In retrospect, what have been your favorite musical projects and why? What are the most memorable events in your career? If you could name one song, one album and one gig that you consider your best performances what would they be and why?
These are tough questions. My favorite musical projects are all of mine! I loved recording with Carole King, Augie Meyers of Sir Douglas Quintet, producing and playing drums with Al Staehely of Spirit. Also, Peter Lewis “Just Like Jack” and Sal Valentino “Come Out Tonight”. I produced their record and played drums, guitar, keyboard, harmonica and percussion on them. These two guys are musical heroes of mine. I must say it means more to me than you could imagine to have the opportunity to work with them. Well, then there is Roky Erickson, Ronnie Lane and Roger Waters. I have been blessed!! Of course, there has been some hard work along with all the blessings! Oh, I got to play a set with Neil Young when playing the 1985 Willie Nelson Picnic in Austin with Jerry Jeff Walker and Neil Young sat in with us! Oh, and I got to play drums filling in for David Getz with Big Brother & the Holding Company for an outdoor show in Austin. I recall a really fun acoustic show with me, Sam Andrew and Darby Gould in Berkeley. There are many, many more memorable shows!

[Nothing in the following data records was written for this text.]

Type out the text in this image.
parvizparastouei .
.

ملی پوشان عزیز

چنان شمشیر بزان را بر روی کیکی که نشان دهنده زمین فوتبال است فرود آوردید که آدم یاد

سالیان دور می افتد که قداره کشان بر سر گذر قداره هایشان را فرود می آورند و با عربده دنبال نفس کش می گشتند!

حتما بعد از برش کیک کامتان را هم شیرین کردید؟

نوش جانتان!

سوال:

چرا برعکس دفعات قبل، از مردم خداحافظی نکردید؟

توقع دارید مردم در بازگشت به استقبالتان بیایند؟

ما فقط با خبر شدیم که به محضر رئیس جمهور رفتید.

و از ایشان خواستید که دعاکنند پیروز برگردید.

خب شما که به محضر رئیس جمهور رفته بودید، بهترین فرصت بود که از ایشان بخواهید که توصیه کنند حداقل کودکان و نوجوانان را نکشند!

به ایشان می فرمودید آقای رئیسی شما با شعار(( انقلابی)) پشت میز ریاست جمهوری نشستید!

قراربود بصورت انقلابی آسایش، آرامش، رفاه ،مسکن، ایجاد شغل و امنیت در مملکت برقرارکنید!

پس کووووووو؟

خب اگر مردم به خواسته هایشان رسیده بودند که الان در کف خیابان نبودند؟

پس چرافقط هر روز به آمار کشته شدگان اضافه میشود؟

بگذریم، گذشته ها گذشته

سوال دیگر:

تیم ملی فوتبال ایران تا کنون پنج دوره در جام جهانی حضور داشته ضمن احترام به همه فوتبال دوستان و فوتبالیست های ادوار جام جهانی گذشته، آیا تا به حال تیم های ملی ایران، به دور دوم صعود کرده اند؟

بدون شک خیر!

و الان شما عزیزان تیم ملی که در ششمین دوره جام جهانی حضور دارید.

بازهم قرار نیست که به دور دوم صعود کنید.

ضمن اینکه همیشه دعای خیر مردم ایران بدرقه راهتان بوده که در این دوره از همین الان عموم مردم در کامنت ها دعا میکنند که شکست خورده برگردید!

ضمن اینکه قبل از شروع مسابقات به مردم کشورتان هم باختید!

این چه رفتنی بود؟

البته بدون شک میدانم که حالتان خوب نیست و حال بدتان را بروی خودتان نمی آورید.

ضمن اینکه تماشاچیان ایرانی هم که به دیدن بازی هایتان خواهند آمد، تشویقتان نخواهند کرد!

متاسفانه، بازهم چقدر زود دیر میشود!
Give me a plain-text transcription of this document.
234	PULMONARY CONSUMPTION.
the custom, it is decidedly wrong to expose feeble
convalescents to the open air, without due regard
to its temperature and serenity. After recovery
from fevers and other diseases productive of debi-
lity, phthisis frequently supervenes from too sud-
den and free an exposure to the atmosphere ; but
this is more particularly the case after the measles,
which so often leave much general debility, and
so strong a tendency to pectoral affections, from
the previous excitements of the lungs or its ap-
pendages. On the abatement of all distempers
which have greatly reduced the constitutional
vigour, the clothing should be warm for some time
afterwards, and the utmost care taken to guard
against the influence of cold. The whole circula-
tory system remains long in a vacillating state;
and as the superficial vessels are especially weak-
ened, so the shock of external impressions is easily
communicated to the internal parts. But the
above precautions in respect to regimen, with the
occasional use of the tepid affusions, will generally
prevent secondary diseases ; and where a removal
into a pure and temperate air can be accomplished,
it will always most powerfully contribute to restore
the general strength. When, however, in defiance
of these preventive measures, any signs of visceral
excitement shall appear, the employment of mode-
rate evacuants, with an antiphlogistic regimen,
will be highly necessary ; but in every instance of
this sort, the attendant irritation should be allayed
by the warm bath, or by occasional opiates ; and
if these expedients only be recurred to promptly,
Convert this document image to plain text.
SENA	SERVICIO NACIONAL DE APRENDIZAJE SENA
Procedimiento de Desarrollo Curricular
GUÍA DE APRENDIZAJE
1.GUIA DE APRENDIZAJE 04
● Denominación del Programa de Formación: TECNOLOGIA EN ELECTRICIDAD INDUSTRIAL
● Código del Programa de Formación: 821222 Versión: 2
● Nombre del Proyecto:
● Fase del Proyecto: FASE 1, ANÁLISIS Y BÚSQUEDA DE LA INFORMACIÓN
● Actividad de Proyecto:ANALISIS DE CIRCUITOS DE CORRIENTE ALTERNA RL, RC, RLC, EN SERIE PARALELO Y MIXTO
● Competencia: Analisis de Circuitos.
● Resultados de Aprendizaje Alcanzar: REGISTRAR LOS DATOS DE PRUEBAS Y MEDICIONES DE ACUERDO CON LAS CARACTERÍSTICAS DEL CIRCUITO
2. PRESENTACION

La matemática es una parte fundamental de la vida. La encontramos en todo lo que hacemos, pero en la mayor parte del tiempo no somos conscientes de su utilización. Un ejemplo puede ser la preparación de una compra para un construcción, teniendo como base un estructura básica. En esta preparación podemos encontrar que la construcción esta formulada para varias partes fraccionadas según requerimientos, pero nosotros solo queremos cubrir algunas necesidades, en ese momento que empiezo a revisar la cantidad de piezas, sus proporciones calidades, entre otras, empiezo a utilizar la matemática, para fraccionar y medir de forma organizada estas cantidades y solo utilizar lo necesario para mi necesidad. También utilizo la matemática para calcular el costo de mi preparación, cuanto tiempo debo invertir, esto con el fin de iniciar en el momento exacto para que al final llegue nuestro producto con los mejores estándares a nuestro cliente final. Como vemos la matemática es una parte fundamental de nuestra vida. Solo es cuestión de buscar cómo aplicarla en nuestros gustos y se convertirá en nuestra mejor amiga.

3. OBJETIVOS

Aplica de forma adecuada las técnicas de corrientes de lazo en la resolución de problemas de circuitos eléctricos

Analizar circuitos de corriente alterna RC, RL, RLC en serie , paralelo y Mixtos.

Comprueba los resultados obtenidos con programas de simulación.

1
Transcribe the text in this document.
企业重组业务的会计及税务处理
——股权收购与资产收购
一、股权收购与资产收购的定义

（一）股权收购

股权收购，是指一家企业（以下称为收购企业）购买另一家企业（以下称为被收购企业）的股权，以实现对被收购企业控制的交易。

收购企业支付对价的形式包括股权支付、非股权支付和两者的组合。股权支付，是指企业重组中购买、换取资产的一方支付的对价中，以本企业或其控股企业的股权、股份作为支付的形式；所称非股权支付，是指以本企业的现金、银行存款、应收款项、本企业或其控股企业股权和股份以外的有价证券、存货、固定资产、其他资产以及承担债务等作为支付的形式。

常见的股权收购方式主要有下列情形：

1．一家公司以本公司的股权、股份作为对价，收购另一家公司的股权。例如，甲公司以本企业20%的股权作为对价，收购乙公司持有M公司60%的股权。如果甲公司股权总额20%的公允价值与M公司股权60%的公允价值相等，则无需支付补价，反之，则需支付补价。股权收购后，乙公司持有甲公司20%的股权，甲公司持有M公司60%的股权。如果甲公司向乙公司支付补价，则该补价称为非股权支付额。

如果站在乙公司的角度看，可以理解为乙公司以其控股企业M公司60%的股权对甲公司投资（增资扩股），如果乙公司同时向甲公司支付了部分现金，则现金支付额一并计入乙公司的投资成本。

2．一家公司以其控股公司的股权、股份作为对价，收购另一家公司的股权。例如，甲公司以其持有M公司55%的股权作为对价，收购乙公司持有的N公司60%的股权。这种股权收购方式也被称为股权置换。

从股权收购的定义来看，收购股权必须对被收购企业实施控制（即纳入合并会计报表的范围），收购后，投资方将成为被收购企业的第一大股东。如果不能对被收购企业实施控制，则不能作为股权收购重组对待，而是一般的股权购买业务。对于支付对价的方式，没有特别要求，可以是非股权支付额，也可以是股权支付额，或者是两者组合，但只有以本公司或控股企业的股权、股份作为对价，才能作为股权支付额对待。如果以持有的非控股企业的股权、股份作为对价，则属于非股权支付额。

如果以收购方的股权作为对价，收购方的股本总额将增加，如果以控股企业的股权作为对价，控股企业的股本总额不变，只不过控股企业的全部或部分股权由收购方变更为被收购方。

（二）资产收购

In conclusion, I am so thankful to all my fans around the globe for supporting my music. I am also so very thankful to all the great musicians I have had the honor to work with and learn from. Last but not least, I am thankful to my wife Karen for her constant love and support for all these years.
Freddie, thank you so much for taking the time to discuss your incredible musical career with It’s Psychedelic Baby Magazine readers. On behalf of one and all, thank you so much for all the wonderful music and please keep us informed on any upcoming projects.